For helmet, I often found that using its attributes section is easier, e.g.:

<Helmet
  htmlAttributes={{ lang: "en" }}  //Example,
  title="..."
  script={[
    {
      type: "application/ld+json",
      innerHTML: JSON.stringify(graph)
    },
   // ...
  ]}
/>

Only thing is that you'd need to use a safe JsonLD replacer in that JSON.stringify as well.

It might make sense to have a flavor of react-schemaorg that returns a JSX.IntrinsicElements["script"] here.

[sebranly]

Thank you for the quick answers! I was writing this issue while trying to understand XSS vulnerabilities more in-depth in the context of LD-JSON script tags. I think part of my ask would become exporting safeJsonLdParser yes, unless this package you're maintaining offers a prop to customize either using the current solution (dangerouslySetInnerHTML) or the Helmet solution. But maybe this package has to stay vanilla react because of size of dependencies or other factors?

I'm also curious whether there was a reason for using safeJonLdParser rather than using a package such as https://github.com/cure53/DOMPurify which exposes a sanitize function please.

In your latest example, are you suggesting using a replacer as well because innerHTML is dangerous such as dangerouslySetInnerHTML? (https://zhenyong.github.io/react/tips/dangerously-set-inner-html.html)

[Eyas]

Re: DOM Sanitize (and I think it also implicitly answers some of the other questions): content inside of these script tags is JSON-LD which by spec has its own definition of valid characters and what sanitization looks like.

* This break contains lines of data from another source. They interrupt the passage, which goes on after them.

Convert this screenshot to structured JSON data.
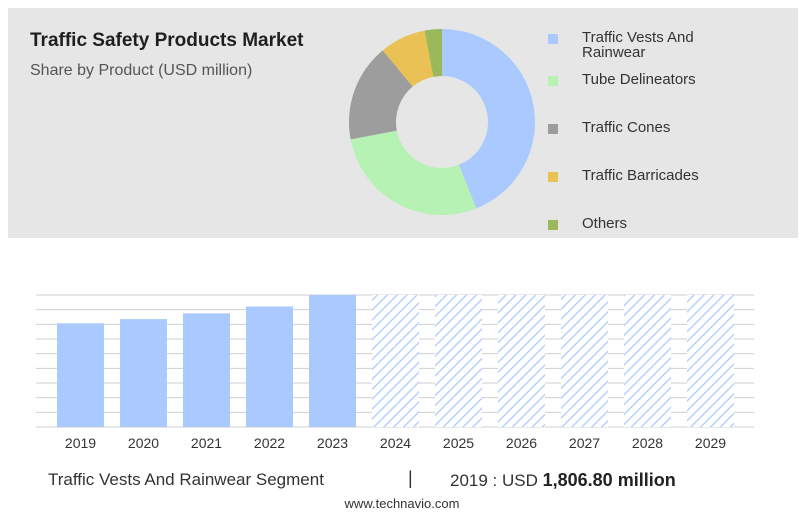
{
  "header": {
    "title": "Traffic Safety Products Market",
    "subtitle": "Share by Product (USD million)"
  },
  "footer": {
    "segment": "Traffic Vests And Rainwear Segment",
    "separator": "|",
    "value_prefix": "2019 : USD",
    "value": "1,806.80 million",
    "source": "www.technavio.com"
  },
  "colors": {
    "bar_solid": "#a9c9ff",
    "bar_hatch": "#a9c9ff",
    "grid": "#cfcfcf"
  },
  "chart_data": [
    {
      "type": "pie",
      "title": "Traffic Safety Products Market",
      "subtitle": "Share by Product (USD million)",
      "legend_position": "right",
      "slices": [
        {
          "name": "Traffic Vests And Rainwear",
          "value": 44,
          "color": "#a9c9ff"
        },
        {
          "name": "Tube Delineators",
          "value": 28,
          "color": "#b6f2b3"
        },
        {
          "name": "Traffic Cones",
          "value": 17,
          "color": "#9d9d9d"
        },
        {
          "name": "Traffic Barricades",
          "value": 8,
          "color": "#e9c155"
        },
        {
          "name": "Others",
          "value": 3,
          "color": "#9bb85a"
        }
      ]
    },
    {
      "type": "bar",
      "categories": [
        "2019",
        "2020",
        "2021",
        "2022",
        "2023",
        "2024",
        "2025",
        "2026",
        "2027",
        "2028",
        "2029"
      ],
      "values": [
        1806.8,
        1880,
        1980,
        2100,
        2300,
        null,
        null,
        null,
        null,
        null,
        null
      ],
      "forecast_categories": [
        "2024",
        "2025",
        "2026",
        "2027",
        "2028",
        "2029"
      ],
      "ylim": [
        0,
        2300
      ],
      "grid": true
    }
  ]
}
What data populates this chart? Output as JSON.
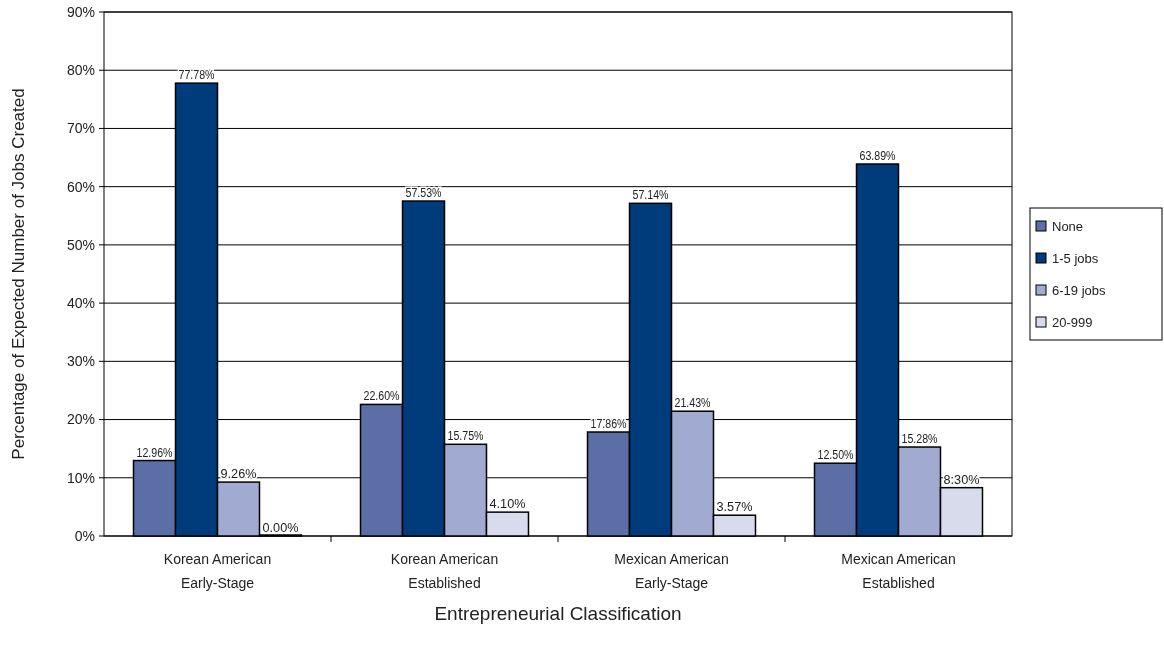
{
  "chart_data": {
    "type": "bar",
    "xlabel": "Entrepreneurial Classification",
    "ylabel": "Percentage of Expected Number of Jobs Created",
    "categories": [
      "Korean American\nEarly-Stage",
      "Korean American\nEstablished",
      "Mexican American\nEarly-Stage",
      "Mexican American\nEstablished"
    ],
    "series": [
      {
        "name": "None",
        "color": "#5b6ea6",
        "values": [
          12.96,
          22.6,
          17.86,
          12.5
        ],
        "value_labels": [
          "12.96%",
          "22.60%",
          "17.86%",
          "12.50%"
        ]
      },
      {
        "name": "1-5 jobs",
        "color": "#003b7b",
        "values": [
          77.78,
          57.53,
          57.14,
          63.89
        ],
        "value_labels": [
          "77.78%",
          "57.53%",
          "57.14%",
          "63.89%"
        ]
      },
      {
        "name": "6-19 jobs",
        "color": "#a1abd1",
        "values": [
          9.26,
          15.75,
          21.43,
          15.28
        ],
        "value_labels": [
          "9.26%",
          "15.75%",
          "21.43%",
          "15.28%"
        ]
      },
      {
        "name": "20-999",
        "color": "#d7dbec",
        "values": [
          0.0,
          4.1,
          3.57,
          8.3
        ],
        "value_labels": [
          "0.00%",
          "4.10%",
          "3.57%",
          "8.30%"
        ]
      }
    ],
    "ylim": [
      0,
      90
    ],
    "yticks": [
      {
        "value": 0,
        "label": "0%"
      },
      {
        "value": 10,
        "label": "10%"
      },
      {
        "value": 20,
        "label": "20%"
      },
      {
        "value": 30,
        "label": "30%"
      },
      {
        "value": 40,
        "label": "40%"
      },
      {
        "value": 50,
        "label": "50%"
      },
      {
        "value": 60,
        "label": "60%"
      },
      {
        "value": 70,
        "label": "70%"
      },
      {
        "value": 80,
        "label": "80%"
      },
      {
        "value": 90,
        "label": "90%"
      }
    ],
    "grid": "y",
    "legend": "right"
  }
}
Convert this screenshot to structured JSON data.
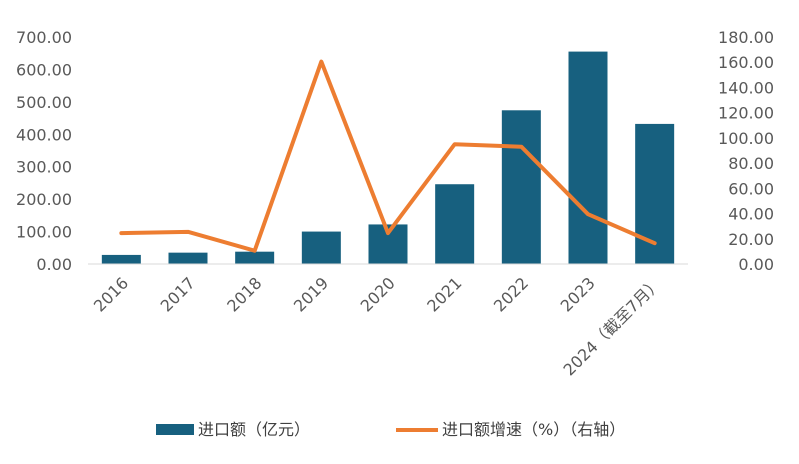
{
  "chart_data": {
    "type": "bar+line",
    "categories": [
      "2016",
      "2017",
      "2018",
      "2019",
      "2020",
      "2021",
      "2022",
      "2023",
      "2024（截至7月）"
    ],
    "series": [
      {
        "name": "进口额（亿元）",
        "type": "bar",
        "axis": "left",
        "color": "#17607F",
        "values": [
          28,
          35,
          38,
          100,
          122,
          246,
          474,
          655,
          432
        ]
      },
      {
        "name": "进口额增速（%）（右轴）",
        "type": "line",
        "axis": "right",
        "color": "#ED7D31",
        "values": [
          24.5,
          25.5,
          10.5,
          160.5,
          24.5,
          95,
          93,
          39.5,
          16.5
        ]
      }
    ],
    "y_left": {
      "min": 0,
      "max": 700,
      "step": 100,
      "ticks": [
        "0.00",
        "100.00",
        "200.00",
        "300.00",
        "400.00",
        "500.00",
        "600.00",
        "700.00"
      ]
    },
    "y_right": {
      "min": 0,
      "max": 180,
      "step": 20,
      "ticks": [
        "0.00",
        "20.00",
        "40.00",
        "60.00",
        "80.00",
        "100.00",
        "120.00",
        "140.00",
        "160.00",
        "180.00"
      ]
    },
    "grid": false,
    "legend_position": "bottom",
    "title": "",
    "xlabel": "",
    "ylabel": ""
  }
}
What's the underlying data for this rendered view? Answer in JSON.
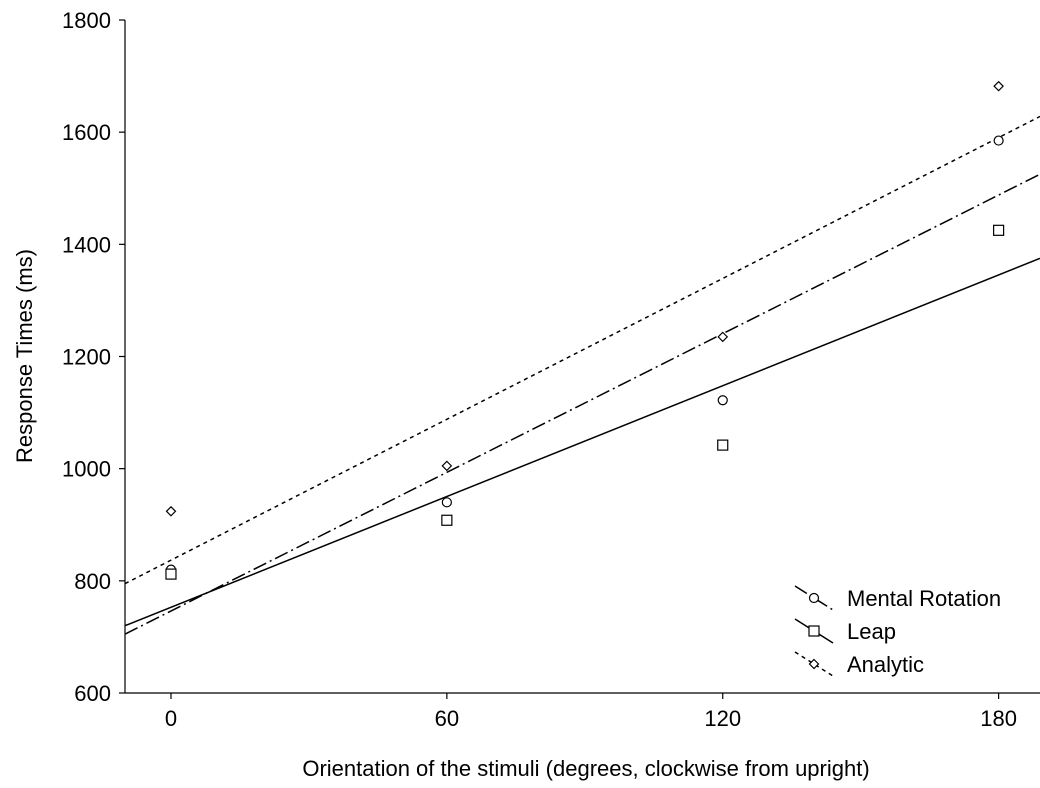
{
  "chart_data": {
    "type": "scatter",
    "title": "",
    "xlabel": "Orientation of the stimuli (degrees, clockwise from upright)",
    "ylabel": "Response Times (ms)",
    "xlim": [
      -10,
      189
    ],
    "ylim": [
      600,
      1800
    ],
    "x_ticks": [
      0,
      60,
      120,
      180
    ],
    "y_ticks": [
      600,
      800,
      1000,
      1200,
      1400,
      1600,
      1800
    ],
    "x_tick_labels": [
      "0",
      "60",
      "120",
      "180"
    ],
    "y_tick_labels": [
      "600",
      "800",
      "1000",
      "1200",
      "1400",
      "1600",
      "1800"
    ],
    "grid": false,
    "legend_position": "bottom-right",
    "series": [
      {
        "name": "Mental Rotation",
        "marker": "circle",
        "line_style": "dash-dot",
        "x": [
          0,
          60,
          120,
          180
        ],
        "y": [
          820,
          940,
          1122,
          1585
        ],
        "fit": {
          "x": [
            -10,
            189
          ],
          "y": [
            705,
            1525
          ]
        }
      },
      {
        "name": "Leap",
        "marker": "square",
        "line_style": "solid",
        "x": [
          0,
          60,
          120,
          180
        ],
        "y": [
          812,
          908,
          1042,
          1425
        ],
        "fit": {
          "x": [
            -10,
            189
          ],
          "y": [
            720,
            1375
          ]
        }
      },
      {
        "name": "Analytic",
        "marker": "diamond",
        "line_style": "dotted",
        "x": [
          0,
          60,
          120,
          180
        ],
        "y": [
          924,
          1005,
          1235,
          1682
        ],
        "fit": {
          "x": [
            -10,
            189
          ],
          "y": [
            795,
            1628
          ]
        }
      }
    ]
  }
}
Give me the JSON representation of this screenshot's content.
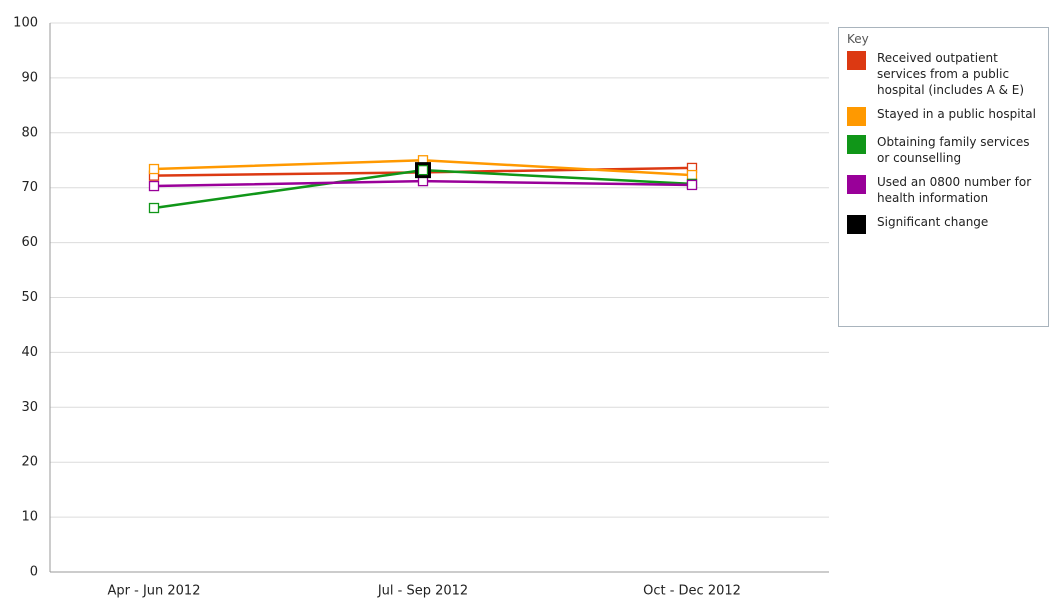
{
  "chart_data": {
    "type": "line",
    "categories": [
      "Apr - Jun 2012",
      "Jul - Sep 2012",
      "Oct - Dec 2012"
    ],
    "series": [
      {
        "name": "Received outpatient services from a public hospital (includes A & E)",
        "color": "#dc3912",
        "values": [
          72.2,
          72.8,
          73.6
        ]
      },
      {
        "name": "Stayed in a public hospital",
        "color": "#ff9900",
        "values": [
          73.4,
          75.0,
          72.3
        ]
      },
      {
        "name": "Obtaining family services or counselling",
        "color": "#109618",
        "values": [
          66.3,
          73.2,
          70.7
        ]
      },
      {
        "name": "Used an 0800 number for health information",
        "color": "#990099",
        "values": [
          70.3,
          71.2,
          70.5
        ]
      }
    ],
    "significant_change": {
      "name": "Significant change",
      "color": "#000000",
      "points": [
        {
          "series": 2,
          "index": 1
        }
      ]
    },
    "legend_title": "Key",
    "legend": "right",
    "ylim": [
      0,
      100
    ],
    "yticks": [
      0,
      10,
      20,
      30,
      40,
      50,
      60,
      70,
      80,
      90,
      100
    ],
    "grid": true
  }
}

You can see this in the text of the commit message that implemented the XSS fix. We're not really escaping HTML entities or sanitizing actually HTML/DOM content per se. But yes, if there's another library just to do this, we can use it. That said, the spec is small enough that it's fairly reasonable to implement inline.

[Eyas]

Check out the readme, out of 1.1.0 there's now native support for Helmet via the script={[...]} props.